IMMORTAL LOVE–FOREVER FULL
John Greenleaf Whittier, 1807–1892
To know this love that surpasses knowledge—that you may be filled to the measure of all the fullness of God. (Ephesians 3:19)
Love is Silence—when your words would hurt.
Love is Patience—when your neighbor’s curt.
Love is Deafness—when a scandal flows.
Love is Thoughtfulness—for others’ woes.
Love is Promptness—when stern duty calls.

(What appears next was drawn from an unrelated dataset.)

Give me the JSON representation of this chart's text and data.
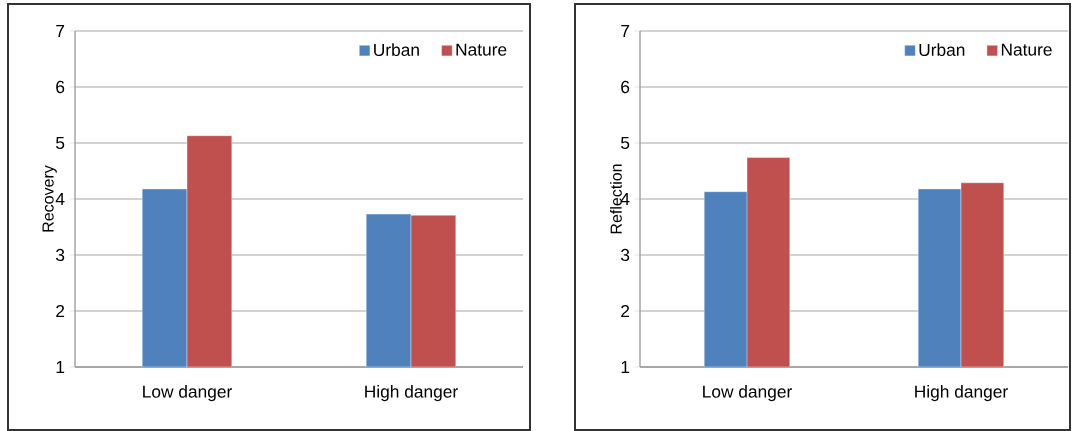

Love is Courage—when misfortune falls.
The Bible teaches that the three cardinal virtues of the Christian life are faith, hope, love, with love as the greatest (1 Corinthians 13:13). These virtues in a person’s life are the most convincing evidences of a personal relationship with Christ. True faith must always lead to a life of love for God and others. It also gives purpose for this life and the glorious hope of spending eternity with our King of Love. Our love relationship with others should be characterized as sacrificial, sensitive, and sharing. We should relate to people even as Jesus did. He loved individuals simply for themselves and met and accepted them at the place of their personal need.
In 1867 John Greenleaf Whittier, a Quaker and recognized as one of America’s finest poets, wrote a 38 stanza poem titled “Our Master.” This hymn text with its emphasis upon the constancy of God’s immortal love was taken from that poem. It was Whittier who once stated “a good hymn is the best use to which poetry can be directed.” The musical setting by William V. Wallace, a Scottish violinist and composer, was adapted from a longer love song, “Waft, Ye Winds,” written by Wallace in 1856.
Immortal Love—forever full, forever flowing free, forever shared, forever whole, a never ebbing sea!
We may not climb the heav’nly steeps to bring the Lord Christ down; in vain we search the lowest deeps, for Him no depths can drown.
But warm, sweet, tender, even yet a present help is He; and faith has still its Olivet, and love its Galilee.
The healing of His seamless dress is by our beads of pain; we touch Him in life’s throng and press, and we are whole again.
Thru Him the first fond prayers are said our lips of childhood frame; the last low whispers of our dead are burdened with His name.
O Lord and Master of us all, whate’er our name or sign, we own Thy sway, we hear Thy call, we test our lives by Thine!
Psalm 139; Jeremiah 31:3; Romans 8:38, 39; 1 John 4:19
Reflect on the constancy of our Lord’s immortal love as you meditate on this thoughtful hymn text.